Prasad, a retired engineer and immigrant from India, wrote in a Gainesville Sun column that ensuring people have “the essential needs of stable home economies” -- affordable health care, jobs and job security, national security and affordable education -- is vital to promote a stable, growing economy at a national level. Voters can learn more about him at www.uscitizens-charterofdemands.com.

Cheshire said he has knocked on more than 1,000 doors already and has heard from voters that their top issues are Gainesville Regional Utilities’ biomass plant, the local economy and taxes.

“Out of 1,000 doors, I’ve only heard one positive on biomass yet, and that was a GRU employee,” he said.

Regarding the local economy, he said there is a “culture of no” in county government. He doesn’t support throwing out land use regulations but says they should be evaluated to ensure they aren’t stifling opportunity in the community.

Of all election issues, the economy is at the top of everyone’s list.

“Make no mistake, this is a pocketbook election,” he said.

As for taxes, Cheshire said the county’s gas tax should be removed because its revenue has been used for purposes voters did not anticipate when they approved it.

He said he also doesn’t support the “Fix Our Roads” sales surtax for road maintenance on the November ballot because he doesn’t feel county leaders have proven they can be trusted to use the money appropriately.

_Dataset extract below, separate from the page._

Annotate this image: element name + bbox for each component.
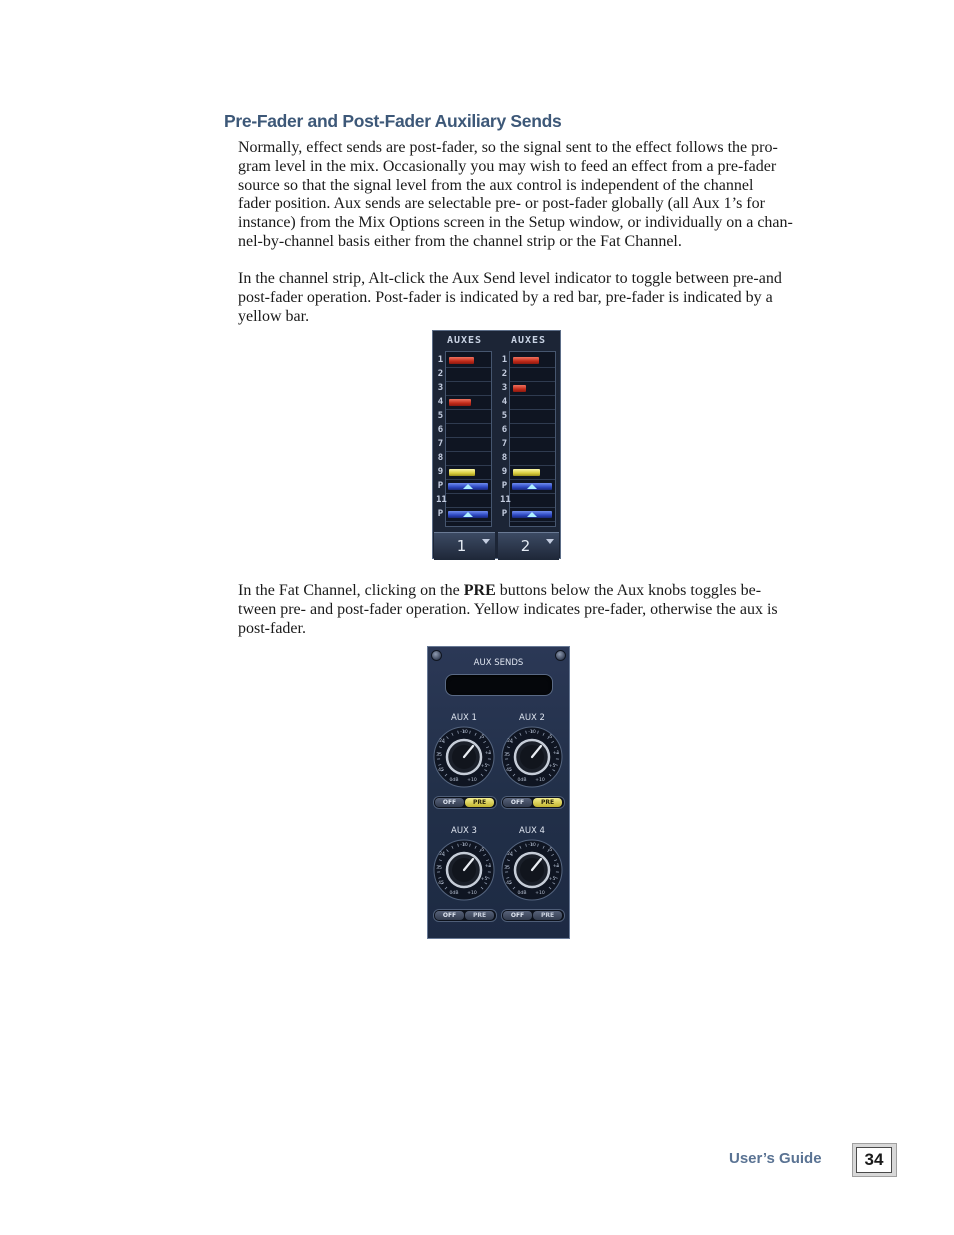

Chestnut said he considers job creation to be a top campaign issue and recommends streamlining the permitting process for businesses. He also said the commission should consider cutting impact fees for development in half to attract businesses.

A second key issue is developing a responsible budget that meets all of the residents’ needs, he said.

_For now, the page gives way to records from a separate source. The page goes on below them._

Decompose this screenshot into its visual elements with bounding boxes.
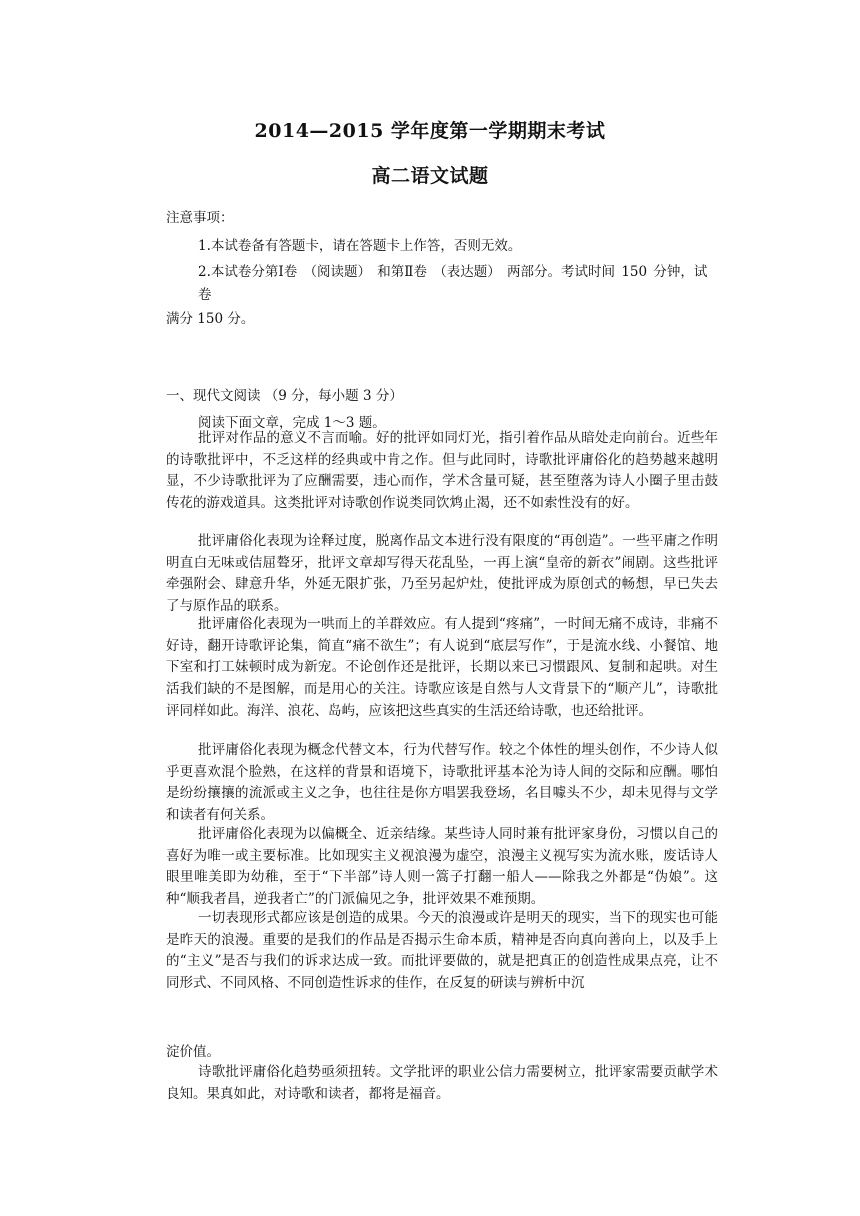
exam-subtitle: 高二语文试题 xyxy=(371,165,489,187)
section-heading: 一、现代文阅读 （9 分，每小题 3 分） xyxy=(166,388,403,404)
paragraph-7: 诗歌批评庸俗化趋势亟须扭转。文学批评的职业公信力需要树立，批评家需要贡献学术良知。果真如此，对诗歌和读者，都将是福音。 xyxy=(166,1064,718,1102)
paragraph-5: 批评庸俗化表现为以偏概全、近亲结缘。某些诗人同时兼有批评家身份，习惯以自己的喜好为唯一或主要标准。比如现实主义视浪漫为虚空，浪漫主义视写实为流水账，废话诗人眼里唯美即为幼稚，至于“下半部”诗人则一篙子打翻一船人——除我之外都是“伪娘”。这种“顺我者昌，逆我者亡”的门派偏见之争，批评效果不难预期。 xyxy=(166,826,718,908)
exam-title: 2014—2015 学年度第一学期期末考试 xyxy=(254,120,606,142)
paragraph-1: 批评对作品的意义不言而喻。好的批评如同灯光，指引着作品从暗处走向前台。近些年的诗歌批评中，不乏这样的经典或中肯之作。但与此同时，诗歌批评庸俗化的趋势越来越明显，不少诗歌批评为了应酬需要，违心而作，学术含量可疑，甚至堕落为诗人小圈子里击鼓传花的游戏道具。这类批评对诗歌创作说类同饮鸩止渴，还不如索性没有的好。 xyxy=(166,430,718,512)
note-item-2-end: 满分 150 分。 xyxy=(166,311,255,327)
reading-instruction: 阅读下面文章，完成 1～3 题。 xyxy=(198,415,386,431)
paragraph-4: 批评庸俗化表现为概念代替文本，行为代替写作。较之个体性的埋头创作，不少诗人似乎更喜欢混个脸熟，在这样的背景和语境下，诗歌批评基本沦为诗人间的交际和应酬。哪怕是纷纷攘攘的流派或主义之争，也往往是你方唱罢我登场，名目噱头不少，却未见得与文学和读者有何关系。 xyxy=(166,742,718,824)
paragraph-6: 一切表现形式都应该是创造的成果。今天的浪漫或许是明天的现实，当下的现实也可能是昨天的浪漫。重要的是我们的作品是否揭示生命本质，精神是否向真向善向上，以及手上的“主义”是否与我们的诉求达成一致。而批评要做的，就是把真正的创造性成果点亮，让不同形式、不同风格、不同创造性诉求的佳作，在反复的研读与辨析中沉 xyxy=(166,910,718,992)
note-item-2: 2.本试卷分第Ⅰ卷 （阅读题） 和第Ⅱ卷 （表达题） 两部分。考试时间 150 分钟，试 xyxy=(198,264,708,280)
paragraph-2: 批评庸俗化表现为诠释过度，脱离作品文本进行没有限度的“再创造”。一些平庸之作明明直白无味或佶屈聱牙，批评文章却写得天花乱坠，一再上演“皇帝的新衣”闹剧。这些批评牵强附会、肆意升华，外延无限扩张，乃至另起炉灶，使批评成为原创式的畅想，早已失去了与原作品的联系。 xyxy=(166,533,718,615)
paragraph-6-end: 淀价值。 xyxy=(166,1044,220,1060)
note-item-1: 1.本试卷备有答题卡，请在答题卡上作答，否则无效。 xyxy=(198,238,522,254)
notes-heading: 注意事项： xyxy=(166,210,234,226)
paragraph-3: 批评庸俗化表现为一哄而上的羊群效应。有人提到“疼痛”，一时间无痛不成诗，非痛不好诗，翻开诗歌评论集，简直“痛不欲生”；有人说到“底层写作”，于是流水线、小餐馆、地下室和打工妹顿时成为新宠。不论创作还是批评，长期以来已习惯跟风、复制和起哄。对生活我们缺的不是图解，而是用心的关注。诗歌应该是自然与人文背景下的“顺产儿”，诗歌批评同样如此。海洋、浪花、岛屿，应该把这些真实的生活还给诗歌，也还给批评。 xyxy=(166,616,718,719)
note-item-2-cont: 卷 xyxy=(198,287,212,303)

“We cannot leave out the folks that are less fortunate than we are,” he said.

He said he does not support the commission’s decision to cut funding considerably for the Community Agency Partnership Program, which supports local nonprofit organizations.

Cheshire also supports the CAPP program and has proposed a reinvention of it that he calls “CAPP 2.0.”

His version of the program would permit residents and businesses to deduct as much as 5 percent of their county taxes by instead donating money to local charities of their choice.

Beyond CAPP and the county budget, Chestnut said he sees the environment as a key issue and supports protecting the county’s open spaces and the Alachua County Forever program for land conservation.

If elected, Chestnut said his first goal would be to select a new, highly qualified county manager.

He said he also would focus on stimulating job growth by fostering discussion among the County Commission and local municipalities on how to bring economic development to the area.

“It has to be more of a team approach to address the job issue in our county,” Chestnut said.

He said he also would aim to eliminate duplicate efforts within the county budget, maximize the county’s efficiency and encourage constitutional officers to do the same.

Cheshire’s goals, if elected, would be to “relieve burdens and create opportunities for citizens.”

He said he has heard great things about the Innovation Hub at the University of Florida, which is meant to encourage and support businesses.

“But Innovation Hub is the exception to the rule,” he said. “It isn’t the rule itself.”

Cheshire said he thinks the county should make “common-sense adjustments” to regulations on a broader scale to reduce the burdens on businesses who want to come to the area and provide quality employment for residents.

“We’ve had this little Petri dish of Innovation Hub to show that it can work,” he said.

As the campaigns gear up for their final efforts before Election Day, both Cheshire and Chestnut said they are emphasizing grass-roots efforts such as door-to-door canvassing to connect with voters.

Cheshire said his business experience sets him apart from his opponents.

“I think this is where our county sees itself going -- the innovation economy -- and it’s where I’m from,” he said. “It’s what I’ve done.”

Chestnut, meanwhile, said his experience in city and state government shows that he has the experience and leadership skills necessary to lead the county through this tough time.

“I’d just like folks to know that I’ve always been a candidate who listens to the citizens,” he said.